Capital Press Editorial

June 8, 2007


California 's precarious water supply is being squeezed as fish and farmers gasp for each precious drop.

The pumps at the Harvey O. Banks facility in the Sacramento/San Joaquin River delta were silenced last week to protect the threatened fish, the delta smelt.

This shutdown is expected to be only temporary to address the immediate problem of too many of the small fish near the pumping stations. The fear is they may get sucked into the pumps and killed - as hundreds did from May 24 until the pumps were shut down May 31.

Don Strickland, a spokesman for the Department of Water Resources, said once the water in the delta warms up, the fish will move closer to the bay and the western part of the delta.

It's common that pumping is reduced during this time of year when the smelt move near and past the pumping station from their spawning grounds in the
Sacramento River .

When the pumps roar back to life, farmers and thirsty
Southern Californians which rely on water pumped out of the Banks' pumps will rejoice.

But the risk remains that the pumps could be silenced again as part of a lawsuit against the Department of Water Resources. The lawsuit seeks to shut down the Banks facility pumps if the Department of Water Resources doesn't comply with the state Endangered Species Act to get a permit for the fish killed in the station's pumps.

"We believe that shutting off the pumps is a disaster," said Jim Beck, general manager of the Kern County Water Agency, which gets water drawn from the Banks station. Kern County Water Agency supplies irrigation for 700,000 acres of land and 125,000 residential users.

In the short term, the state's complex and diverse water supply system can absorb a temporary shutdown of the Banks facility. Fortunately, 2006 was a good water year for
California , because 2007 has not been good. However, by drawing on groundwater and other reservoirs now, that could mean those sources will have less water, or no water, available later in the year.

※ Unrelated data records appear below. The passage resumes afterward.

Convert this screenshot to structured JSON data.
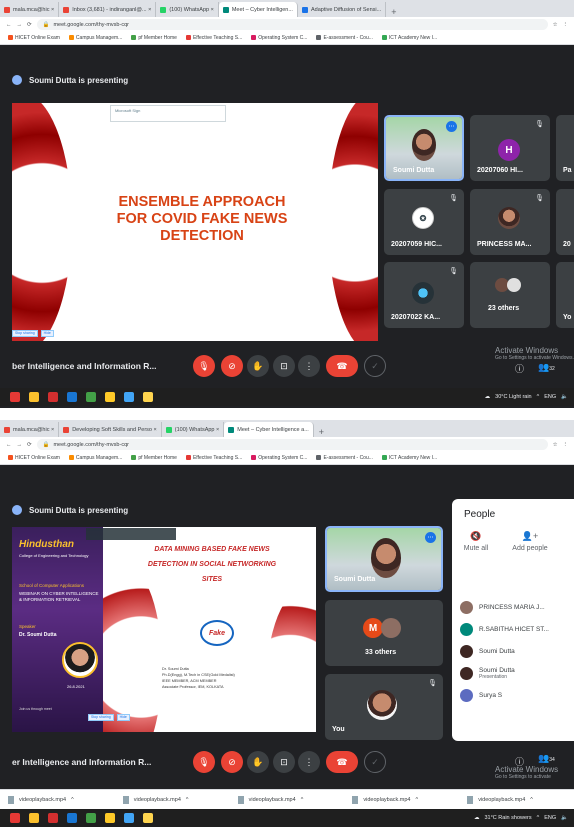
{
  "shot1": {
    "tabs": [
      {
        "label": "mala.mca@hic ×",
        "color": "#ea4335",
        "active": false
      },
      {
        "label": "Inbox (3,681) - indiranganl@... ×",
        "color": "#ea4335",
        "active": false
      },
      {
        "label": "(100) WhatsApp ×",
        "color": "#25d366",
        "active": false
      },
      {
        "label": "Meet – Cyber Intelligen...",
        "color": "#00897b",
        "active": true
      },
      {
        "label": "Adaptive Diffusion of Sensi...",
        "color": "#1a73e8",
        "active": false
      }
    ],
    "url": "meet.google.com/thy-mvsb-cqr",
    "bookmarks": [
      "HICET Online Exam",
      "Campus Managem...",
      "pf Member Home",
      "Effective Teaching S...",
      "Operating System C...",
      "E-assessment - Cou...",
      "ICT Academy New I..."
    ],
    "presenting": "Soumi Dutta is presenting",
    "slide": {
      "title": "ENSEMBLE APPROACH FOR COVID FAKE NEWS DETECTION",
      "chip": "Microsoft Sign",
      "toolbar": [
        "Stop sharing",
        "Hide"
      ]
    },
    "tiles": [
      {
        "name": "Soumi Dutta",
        "type": "video"
      },
      {
        "name": "20207060 HI...",
        "type": "letter",
        "letter": "H",
        "color": "#8e24aa"
      },
      {
        "name": "Pa",
        "type": "cut"
      },
      {
        "name": "20207059 HIC...",
        "type": "logo"
      },
      {
        "name": "PRINCESS MA...",
        "type": "photo"
      },
      {
        "name": "20",
        "type": "cut"
      },
      {
        "name": "20207022 KA...",
        "type": "photo2"
      },
      {
        "name": "23 others",
        "type": "group"
      },
      {
        "name": "Yo",
        "type": "cut"
      }
    ],
    "meeting_name": "ber Intelligence and Information R...",
    "activate": "Activate Windows",
    "activate_sub": "Go to Settings to activate Windows.",
    "people_count": "32",
    "tray": "30°C Light rain",
    "tray_lang": "ENG"
  },
  "shot2": {
    "tabs": [
      {
        "label": "mala.mca@hic ×",
        "color": "#ea4335",
        "active": false
      },
      {
        "label": "Developing Soft Skills and Perso ×",
        "color": "#ea4335",
        "active": false
      },
      {
        "label": "(100) WhatsApp ×",
        "color": "#25d366",
        "active": false
      },
      {
        "label": "Meet – Cyber Intelligence a...",
        "color": "#00897b",
        "active": true
      }
    ],
    "url": "meet.google.com/thy-mvsb-cqr",
    "bookmarks": [
      "HICET Online Exam",
      "Campus Managem...",
      "pf Member Home",
      "Effective Teaching S...",
      "Operating System C...",
      "E-assessment - Cou...",
      "ICT Academy New I..."
    ],
    "presenting": "Soumi Dutta is presenting",
    "poster": {
      "college": "Hindusthan",
      "college_sub": "College of Engineering and Technology",
      "school": "School of Computer Applications",
      "webinar": "WEBINAR ON CYBER INTELLIGENCE & INFORMATION RETRIEVAL",
      "speaker_label": "Speaker",
      "speaker": "Dr. Soumi Dutta",
      "date": "26.8.2021",
      "footer": "Join us through meet"
    },
    "slide": {
      "title": "DATA MINING BASED FAKE NEWS DETECTION IN SOCIAL NETWORKING SITES",
      "logo": "Fake",
      "author": "Dr. Soumi Dutta",
      "author_line2": "Ph.D(Engg), M.Tech in CSE(Gold Medalist)",
      "author_line3": "IEEE MEMBER, ACM MEMBER",
      "author_line4": "Associate Professor, IEM, KOLKATA",
      "toolbar": [
        "Stop sharing",
        "Hide"
      ]
    },
    "tiles": [
      {
        "name": "Soumi Dutta",
        "type": "video"
      },
      {
        "name": "33 others",
        "type": "group"
      },
      {
        "name": "You",
        "type": "self"
      }
    ],
    "people_panel": {
      "title": "People",
      "actions": [
        "Mute all",
        "Add people"
      ],
      "rows": [
        {
          "name": "PRINCESS MARIA J...",
          "sub": "",
          "color": "#8d6e63"
        },
        {
          "name": "R.SABITHA HICET ST...",
          "sub": "",
          "color": "#00897b"
        },
        {
          "name": "Soumi Dutta",
          "sub": "",
          "color": "#3e2723"
        },
        {
          "name": "Soumi Dutta",
          "sub": "Presentation",
          "color": "#3e2723"
        },
        {
          "name": "Surya S",
          "sub": "",
          "color": "#5c6bc0"
        }
      ]
    },
    "meeting_name": "er Intelligence and Information R...",
    "activate": "Activate Windows",
    "activate_sub": "Go to Settings to activate",
    "people_count": "34",
    "downloads": [
      "videoplayback.mp4",
      "videoplayback.mp4",
      "videoplayback.mp4",
      "videoplayback.mp4",
      "videoplayback.mp4"
    ],
    "tray": "31°C Rain showers",
    "tray_lang": "ENG"
  }
}
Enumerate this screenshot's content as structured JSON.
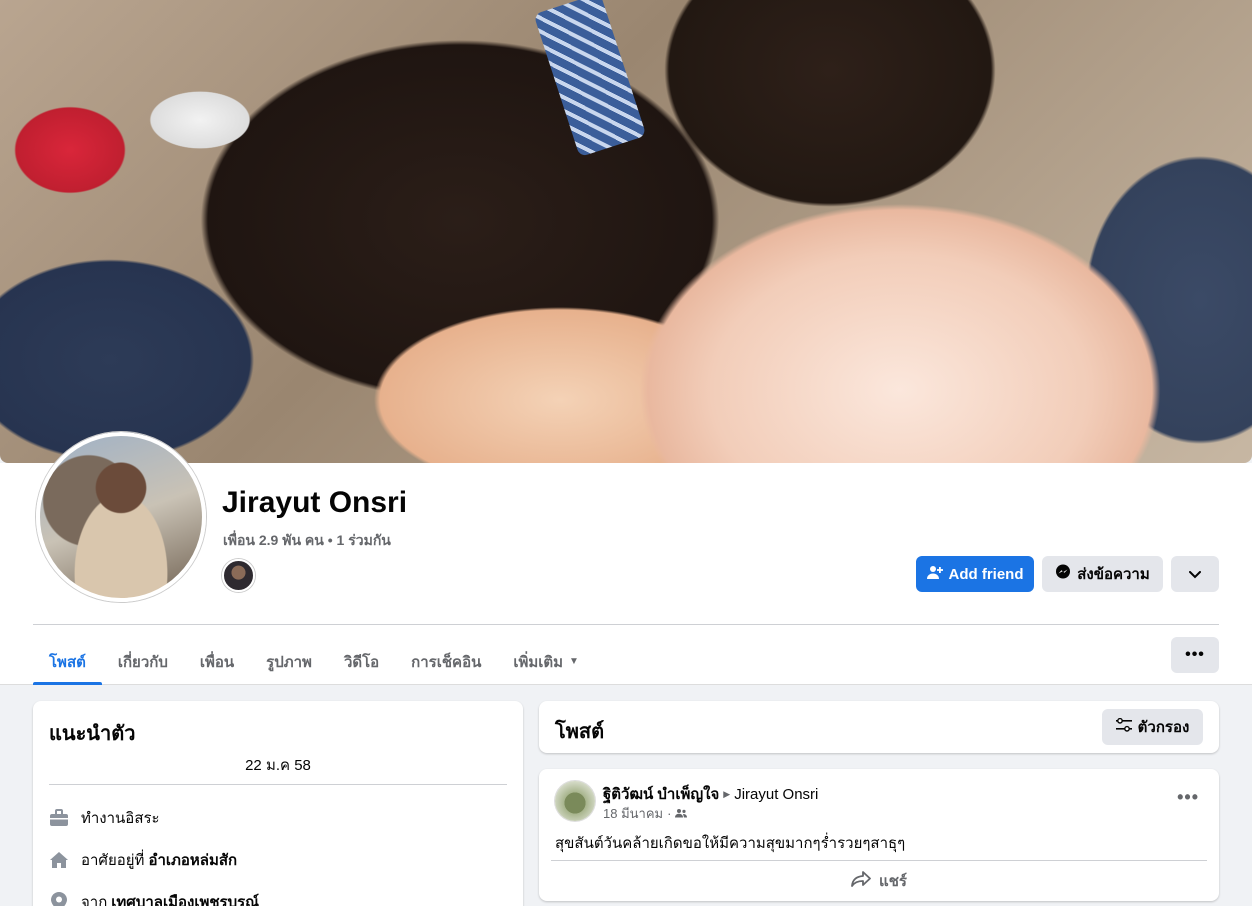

The aging State Water Project is but one piece in a complex structure that supplies water to 25 million people of the state's 37 million residents and 750,000 acres of farmland. All parts of the state water supply are under stress.

Shrinking underground aquifers, the adjudication of water from the
Colorado River , the ever-rising population and endangered species cause concern in places like the Sacramento/San Joaquin delta and Klamath River .

As Gov. Arnold Schwarzenegger well knows, the state needs more surface water storage to meet the needs of agriculture, a growing population and fish habitat. Conservation is not the sole answer.

An example of this is the
Salton Sea in Southern California 's desert. As agricultural water in the region gets redirected to San Diego water customers, the Salton Sea is shrinking - even though farmers use less water and more efficient irrigation methods.

Water districts that rely on the Banks' pumps hope the current drastic time will pass quickly, and the drastic measure of drawing on other water stores won't prove to be a disaster later.

More water storage would ensure that water is available to help urban residents, farms, businesses and endangered species in low water years and times of drought which come often to
California . Additional, or larger, reservoirs may also take pressure off the state's aging levees in years when there is too much water.

How much more drastic does it need to get before the state upgrades its present water system, built around the Central Valley Project, which started construction more than 70 years ago?

It's time to act before a prolonged drought leaves pumps, fish, crops, livestock, wildlife and people sucking nothing but hot, dry air.